Model Routing for SWE Agents (CMU LTI)
This was my first major empirical or applied ML project, and I had a really great time living and learning in Pittsburgh. I'm grateful to Prof. Graham Neubig and Apurva Gandhi (PhD student at LTI) for their mentorship and guidance, and to everyone in the lab and the CMU community more broadly for making this such a rich learning experience.

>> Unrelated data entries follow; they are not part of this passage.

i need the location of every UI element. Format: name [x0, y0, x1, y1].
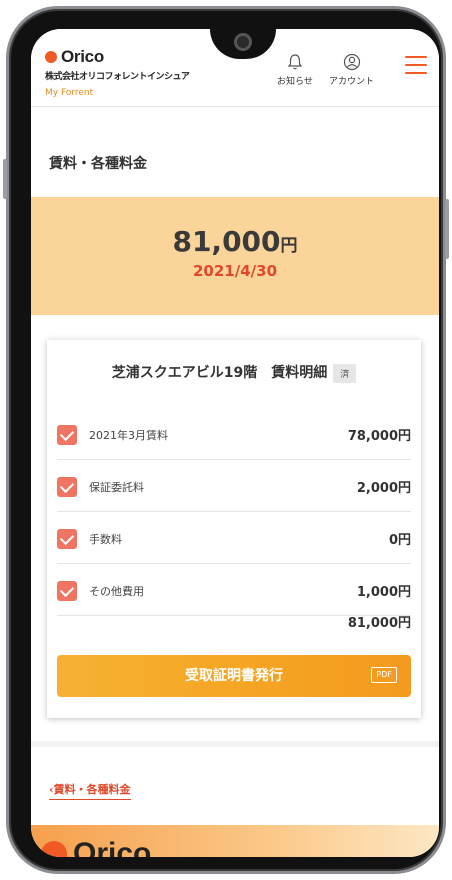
logo-dot: [45, 51, 57, 63]
currency-label: 円: [280, 236, 298, 256]
footer-banner: Orico: [31, 825, 439, 857]
account-button[interactable]: アカウント: [329, 53, 374, 87]
item-value: 2,000円: [356, 481, 411, 496]
issue-button-label: 受取証明書発行: [185, 668, 283, 684]
item-value: 78,000円: [347, 429, 411, 444]
account-icon: [343, 53, 360, 71]
bell-icon: [287, 54, 303, 70]
account-label: アカウント: [329, 77, 375, 87]
notifications-button[interactable]: お知らせ: [277, 53, 313, 87]
footer-logo: Orico: [41, 837, 151, 857]
item-value: 0円: [388, 533, 411, 548]
phone-frame: Orico 株式会社オリコフォレントインシュア My Forrent お知らせ: [3, 6, 449, 874]
back-link[interactable]: ‹賃料・各種料金: [49, 781, 131, 800]
camera: [234, 33, 252, 51]
issue-receipt-button[interactable]: 受取証明書発行 PDF: [57, 655, 411, 697]
checkbox-checked-icon[interactable]: [57, 425, 77, 445]
section-divider: [31, 741, 439, 747]
notifications-label: お知らせ: [277, 77, 313, 87]
footer-logo-word: Orico: [73, 837, 152, 857]
list-item: 保証委託料 2,000円: [57, 462, 411, 512]
total-value: 81,000円: [347, 616, 411, 631]
payment-summary: 81,000円 2021/4/30: [31, 197, 439, 315]
property-title: 芝浦スクエアビル19階 賃料明細: [111, 365, 328, 381]
item-label: 保証委託料: [89, 481, 144, 494]
list-item: その他費用 1,000円: [57, 566, 411, 616]
amount-value: 81,000: [172, 225, 281, 258]
status-badge: 済: [333, 363, 357, 383]
checkbox-checked-icon[interactable]: [57, 581, 77, 601]
volume-button: [3, 159, 7, 199]
list-item: 手数料 0円: [57, 514, 411, 564]
item-value: 1,000円: [356, 585, 411, 600]
hamburger-menu-icon[interactable]: [405, 56, 427, 74]
checkbox-checked-icon[interactable]: [57, 477, 77, 497]
item-label: 手数料: [89, 533, 122, 546]
screen: Orico 株式会社オリコフォレントインシュア My Forrent お知らせ: [31, 29, 439, 857]
footer-logo-dot: [41, 841, 67, 857]
list-item: 2021年3月賃料 78,000円: [57, 410, 411, 460]
item-label: その他費用: [89, 585, 144, 598]
company-name: 株式会社オリコフォレントインシュア: [45, 72, 190, 82]
due-date: 2021/4/30: [192, 262, 278, 280]
checkbox-checked-icon[interactable]: [57, 529, 77, 549]
app-subtitle: My Forrent: [45, 88, 94, 98]
item-label: 2021年3月賃料: [89, 429, 168, 442]
logo-word: Orico: [61, 47, 104, 66]
pdf-tag: PDF: [371, 667, 397, 683]
card-title: 芝浦スクエアビル19階 賃料明細済: [47, 362, 421, 383]
rent-detail-card: 芝浦スクエアビル19階 賃料明細済 2021年3月賃料 78,000円 保証委託…: [47, 340, 421, 718]
brand-logo[interactable]: Orico 株式会社オリコフォレントインシュア My Forrent: [45, 47, 190, 98]
page-title: 賃料・各種料金: [49, 156, 147, 172]
total-amount: 81,000円: [31, 225, 439, 258]
power-button: [445, 199, 449, 259]
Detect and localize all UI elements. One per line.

Coming from a mostly theoretical ML background, this project was eye-opening in terms of what intuitions transferred over and, perhaps more importantly, what things I thought about a lot in theory that didn't seem to matter as much in practice. For instance, I did a lot of work on sample complexity bounds in my theoretical projects, but for this project at least, that wasn't really a concern—you just took as much data as you possibly could. It was a valuable reminder that the right level of theoretical rigor depends on the problem at hand.
Abstract
We study whether a learned router over a pool of language models with different cost-performance tradeoffs can reduce software engineering agent cost while preserving performance. We frame this as learning a value function over partial SWE trajectories, with model choice as the action, using a simple RL framework (advantage-weighted regression).
An interesting observationwas the phenomenon of implicit collaboration: individual models were unaware they were part of a team, but the router mediated coordination where specialized models often collectively outperformed any single model. This raises questions about when multi-agent setups outperform individuals and how theory-guided models of collaboration could help design such systems.